With 38 entries, the new Laser SB3s are set to make a significant impact although the White Sail Class five almost rivals them numerically. The Fireball is the biggest dinghy class, with 27 entries, while there are 25 entries for the Ecover Half Ton Classics Cup which began on Monday.

Class 0 is expected to be the most hotly contested, if the recent Saab IRC Nationals, Scottish Series and Sovereign's Cup are any indication. Three Cork boats ­- Jump Juice (Conor and Denise Phelan), Antix Dubh (Anthony O'Leary) and Blondie (Eamonn Rohan) - are expected to lead the fleet.

(First published in 2009)

Who: All four Dun Laoghaire Waterfront Yacht clubs

What: Volvo Dun Laoghaire Regatta

Why: A combined regatta to make Dun Laoghaire the Cowes of the Irish Sea.

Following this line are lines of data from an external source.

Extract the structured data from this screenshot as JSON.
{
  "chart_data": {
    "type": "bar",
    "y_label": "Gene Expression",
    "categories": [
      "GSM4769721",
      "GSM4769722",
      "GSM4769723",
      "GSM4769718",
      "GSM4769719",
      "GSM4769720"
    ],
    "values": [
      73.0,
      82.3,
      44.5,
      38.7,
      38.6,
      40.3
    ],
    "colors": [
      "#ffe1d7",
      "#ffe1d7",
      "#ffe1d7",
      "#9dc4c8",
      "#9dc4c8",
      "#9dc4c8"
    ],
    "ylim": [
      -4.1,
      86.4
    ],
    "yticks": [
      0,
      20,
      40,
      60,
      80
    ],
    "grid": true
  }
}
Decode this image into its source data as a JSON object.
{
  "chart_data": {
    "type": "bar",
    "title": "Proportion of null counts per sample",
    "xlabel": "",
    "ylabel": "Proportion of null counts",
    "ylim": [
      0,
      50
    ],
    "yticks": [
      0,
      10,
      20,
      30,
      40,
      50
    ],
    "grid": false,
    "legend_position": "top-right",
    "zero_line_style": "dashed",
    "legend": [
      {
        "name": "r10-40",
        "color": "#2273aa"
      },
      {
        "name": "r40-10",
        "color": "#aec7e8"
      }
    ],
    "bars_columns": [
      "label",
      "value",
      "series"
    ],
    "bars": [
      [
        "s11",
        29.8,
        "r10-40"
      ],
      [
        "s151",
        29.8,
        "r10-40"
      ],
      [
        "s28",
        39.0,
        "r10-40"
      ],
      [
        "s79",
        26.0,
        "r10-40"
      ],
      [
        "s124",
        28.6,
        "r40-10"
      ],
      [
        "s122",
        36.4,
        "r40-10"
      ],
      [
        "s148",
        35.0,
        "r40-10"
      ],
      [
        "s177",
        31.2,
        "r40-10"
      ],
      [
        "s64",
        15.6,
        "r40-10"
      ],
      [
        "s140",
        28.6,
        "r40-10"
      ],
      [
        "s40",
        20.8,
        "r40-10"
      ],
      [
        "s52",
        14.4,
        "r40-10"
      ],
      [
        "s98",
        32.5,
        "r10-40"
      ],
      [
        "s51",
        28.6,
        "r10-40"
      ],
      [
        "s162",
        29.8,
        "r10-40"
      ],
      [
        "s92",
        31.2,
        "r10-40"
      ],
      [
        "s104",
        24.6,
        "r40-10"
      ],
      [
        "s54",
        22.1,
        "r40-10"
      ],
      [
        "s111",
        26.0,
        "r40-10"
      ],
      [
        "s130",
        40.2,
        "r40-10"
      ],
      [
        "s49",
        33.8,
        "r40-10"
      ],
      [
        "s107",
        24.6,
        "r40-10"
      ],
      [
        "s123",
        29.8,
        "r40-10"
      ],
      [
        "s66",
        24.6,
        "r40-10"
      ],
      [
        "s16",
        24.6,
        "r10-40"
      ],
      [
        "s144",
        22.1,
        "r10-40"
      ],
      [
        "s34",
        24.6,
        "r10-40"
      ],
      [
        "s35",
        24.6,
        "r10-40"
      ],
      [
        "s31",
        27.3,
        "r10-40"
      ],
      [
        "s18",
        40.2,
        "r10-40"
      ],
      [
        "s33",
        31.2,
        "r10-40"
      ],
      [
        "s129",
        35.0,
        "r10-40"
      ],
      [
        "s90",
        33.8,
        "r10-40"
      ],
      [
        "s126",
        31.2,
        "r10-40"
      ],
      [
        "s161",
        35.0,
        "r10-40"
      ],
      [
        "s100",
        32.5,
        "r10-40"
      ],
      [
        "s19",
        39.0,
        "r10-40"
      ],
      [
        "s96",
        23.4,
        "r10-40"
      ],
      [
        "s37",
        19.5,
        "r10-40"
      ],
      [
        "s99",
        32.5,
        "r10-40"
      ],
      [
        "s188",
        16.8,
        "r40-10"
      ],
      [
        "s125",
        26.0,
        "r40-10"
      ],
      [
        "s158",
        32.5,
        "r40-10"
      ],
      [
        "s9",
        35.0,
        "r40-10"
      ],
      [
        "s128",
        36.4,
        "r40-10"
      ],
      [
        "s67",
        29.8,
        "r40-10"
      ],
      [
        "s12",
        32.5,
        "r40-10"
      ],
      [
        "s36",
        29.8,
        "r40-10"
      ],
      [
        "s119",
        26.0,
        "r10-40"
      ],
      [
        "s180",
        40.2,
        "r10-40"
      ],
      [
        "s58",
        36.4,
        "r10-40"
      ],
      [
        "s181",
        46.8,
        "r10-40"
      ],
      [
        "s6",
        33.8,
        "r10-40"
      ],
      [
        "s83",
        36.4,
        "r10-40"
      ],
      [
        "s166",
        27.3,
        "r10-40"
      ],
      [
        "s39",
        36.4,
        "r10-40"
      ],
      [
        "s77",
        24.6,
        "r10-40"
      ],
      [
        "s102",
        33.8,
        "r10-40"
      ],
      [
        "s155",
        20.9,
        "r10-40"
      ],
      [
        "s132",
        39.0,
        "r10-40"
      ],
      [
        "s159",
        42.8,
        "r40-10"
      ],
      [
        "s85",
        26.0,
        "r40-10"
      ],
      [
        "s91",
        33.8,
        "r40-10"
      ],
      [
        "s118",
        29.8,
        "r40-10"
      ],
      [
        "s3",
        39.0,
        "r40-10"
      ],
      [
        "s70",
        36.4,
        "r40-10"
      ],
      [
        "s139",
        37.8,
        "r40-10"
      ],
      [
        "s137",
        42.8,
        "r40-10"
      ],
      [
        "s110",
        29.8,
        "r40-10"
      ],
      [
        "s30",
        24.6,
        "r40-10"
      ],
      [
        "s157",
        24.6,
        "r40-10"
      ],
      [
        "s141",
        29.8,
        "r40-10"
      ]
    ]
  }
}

Where: Ashore at Dun Laoghaire and afloat at eight separate race courses on Dublin Bay. Excellent views from both Dun Laoghaire piers, Sandycove and Seapoint.

Dun Laoghaire Regatta 2021

In order to facilitate social distancing and be Covid-19 compliant a new regatta format will comprise a One Design Championship (2nd – 4th July 2021) specifically tailored for sailors in the one-design keelboat and dinghy classes. This to be followed by an Open Cruiser Championship (8th – 11th July 2021) catering for the full range of Cruiser Handicap classes.